Christian Baudelot et Olivier Schwartz soulignent que s’il existe bien des classes sociales, la sociologie ne propose plus aujourd’hui de véritable théorie des classes sociales.
La sociologie multiplie donc les études sur les différentes dimensions des inégalités (on parle des « gender studies », des « post colonial studies », etc.). La question des inégalités spatiales est importante. Par exemple, M. Kokoreff et D. Lapeyronnie [9] distinguent trois configurations successives, trois âges de la banlieue :

  • Le premier âge des banlieues correspond à la période de la fin des années 1970 et du début des années 1980. Il marque la fin de l’encadrement des banlieues rouges par les structures issues du mouvement ouvrier. La figure du jeune ouvrier est remplacée par celle du fils d’immigré. Cette période est marquée par le succès de la marche pour l’égalité (dite improprement « marche des beurs »). Elle voit se développer « la galère ». La « rage » ne trouve plus d’expression politique. Les thèmes de l’insécurité et de l’exclusion s’imposent.
  • Le second âge des banlieues s’amorce au tout début des années 1990 avec l’émergence des émeutes urbaines. Cette période est marquée par le pessimisme.

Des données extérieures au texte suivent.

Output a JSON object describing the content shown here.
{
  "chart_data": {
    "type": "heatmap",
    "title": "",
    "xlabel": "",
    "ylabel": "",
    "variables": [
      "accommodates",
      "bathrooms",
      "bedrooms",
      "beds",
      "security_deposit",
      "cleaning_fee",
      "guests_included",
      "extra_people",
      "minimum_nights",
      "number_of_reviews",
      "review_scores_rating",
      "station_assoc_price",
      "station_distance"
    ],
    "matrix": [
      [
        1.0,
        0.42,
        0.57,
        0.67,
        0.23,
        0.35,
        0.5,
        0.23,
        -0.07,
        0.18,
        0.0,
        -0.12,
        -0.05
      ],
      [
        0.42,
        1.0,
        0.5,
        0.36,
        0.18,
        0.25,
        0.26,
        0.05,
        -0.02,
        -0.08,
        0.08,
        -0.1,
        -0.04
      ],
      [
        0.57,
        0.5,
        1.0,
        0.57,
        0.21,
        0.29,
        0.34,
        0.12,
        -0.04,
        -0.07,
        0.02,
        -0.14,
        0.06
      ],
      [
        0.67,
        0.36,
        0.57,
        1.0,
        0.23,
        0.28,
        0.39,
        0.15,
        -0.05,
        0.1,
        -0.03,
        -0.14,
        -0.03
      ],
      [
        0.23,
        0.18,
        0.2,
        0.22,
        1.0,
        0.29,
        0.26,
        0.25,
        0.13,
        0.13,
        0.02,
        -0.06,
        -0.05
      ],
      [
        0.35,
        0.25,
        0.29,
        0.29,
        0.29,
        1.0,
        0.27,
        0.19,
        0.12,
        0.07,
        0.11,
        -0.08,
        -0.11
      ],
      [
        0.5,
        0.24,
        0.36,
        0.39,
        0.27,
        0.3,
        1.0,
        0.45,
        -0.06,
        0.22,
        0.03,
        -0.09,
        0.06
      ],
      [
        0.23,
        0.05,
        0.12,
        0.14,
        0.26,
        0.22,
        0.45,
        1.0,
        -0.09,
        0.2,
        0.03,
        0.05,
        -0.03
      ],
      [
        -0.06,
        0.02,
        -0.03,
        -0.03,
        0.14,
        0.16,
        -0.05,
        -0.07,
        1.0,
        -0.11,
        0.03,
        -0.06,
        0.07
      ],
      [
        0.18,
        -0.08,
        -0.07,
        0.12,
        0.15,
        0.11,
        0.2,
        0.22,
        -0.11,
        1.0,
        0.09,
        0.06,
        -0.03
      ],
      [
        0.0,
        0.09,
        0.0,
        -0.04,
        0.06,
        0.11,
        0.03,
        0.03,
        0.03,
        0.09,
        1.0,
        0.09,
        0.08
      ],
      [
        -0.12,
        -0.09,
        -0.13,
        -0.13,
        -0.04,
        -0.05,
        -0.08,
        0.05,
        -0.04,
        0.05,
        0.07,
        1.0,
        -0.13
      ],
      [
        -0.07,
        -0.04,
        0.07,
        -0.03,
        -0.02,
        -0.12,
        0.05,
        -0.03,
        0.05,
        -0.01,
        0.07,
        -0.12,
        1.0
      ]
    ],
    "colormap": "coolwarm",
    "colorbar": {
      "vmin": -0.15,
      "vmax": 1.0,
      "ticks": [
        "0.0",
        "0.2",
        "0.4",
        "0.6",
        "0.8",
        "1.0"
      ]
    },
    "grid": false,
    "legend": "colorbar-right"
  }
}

Les émeutes de Vaulx-en-Velin démarrent dans une cité qui avait fait l’objet d’un effort important de rénovation urbaine. Les émeutiers dégradent un mur d’escalade inauguré quelques jours plus tôt. On assiste à la montée du chômage et des inégalités et au développement du trafic de drogue. Les quartiers s’organisent autour de deux éléments : la sphère privée et la culture de rue.

    « Quand ils évaluent leur condition et se projettent dans l’avenir, les habitants ont de moins en moins le sentiment de faire partie d’une classe inscrite dans un ensemble social hiérarchisé et vecteur de valeurs politiques. Ils sont de plus en plus marqués par le sentiment de la mise à l’écart et de l’exclusion » (p. 23)

    .

    « L’individu, la famille et leur destin prennent le pas sur l’identité ouvrière ; l’appartenance au groupe de proches se substitue à la classe sociale. Les difficultés sociales ne sont plus vécues collectivement et sur un mode conflictuel (l’exploitation subie, la lutte des classes). Elles sont appréhendées à travers des particularités personnelles et des trajectoires biographiques, des problèmes de distance et d’obstacles. Les individus se sentent davantage « en dehors » qu’au bas de la société. Ils ne peuvent plus constituer d’identité collective grâce à une référence positive ». (p. 24)

    .

  • Le troisième âge de la banlieue apparait après le 11 septembre 2001. Il est marqué par la violence des émeutes de 2005, par les émeutes de Villiers-le-Bel de 2007. Cinq évolutions sont notables : l’isolement de la population, l’augmentation d’une violence conflictuelle interne, la rupture des relations entre hommes et femmes ; l’installation d’une religiosité quotidienne et structurante de la vie sociale ; la distance et l’hostilité aux institutions. (p. 29)
    D’autres travaux insistent sur la tendance des riches à cultiver l’entre-soi (M. Pinçon et M. Pinçon-Charlot [10] , E. Maurin [11] )

 II : Les nomenclatures et l'analyse de la stratification sociale.

La grille de PCS apparaît en 1954 (J. Porte). Dans un contexte marqué par l’influence du marxisme, l’auteur de la nomenclature s’efforce de construire un outil qui ne soit pas lié à telle ou telle orientation théorique particulière. La nomenclature a des aspects à la fois « nominalistes » et « réalistes », elle est fortement articulée aux classifications professionnelles utilisées par les conventions collectives et par le statut de la fonction publique. Cela n’empêche pas de proposer un outil permettant de classer les individus en catégories sociales homogènes d’où un dépassement de la simple catégorie statistique. Les catégories sociales s’inscrivent dans la réalité sociale dans la mesure où elles entretiennent une correspondance avec le ressenti de la population. Toutefois, les PCS n’ont pas vocation à être considérées comme des classes, la nomenclature fera l’objet de vives critiques de la part des marxistes [12] .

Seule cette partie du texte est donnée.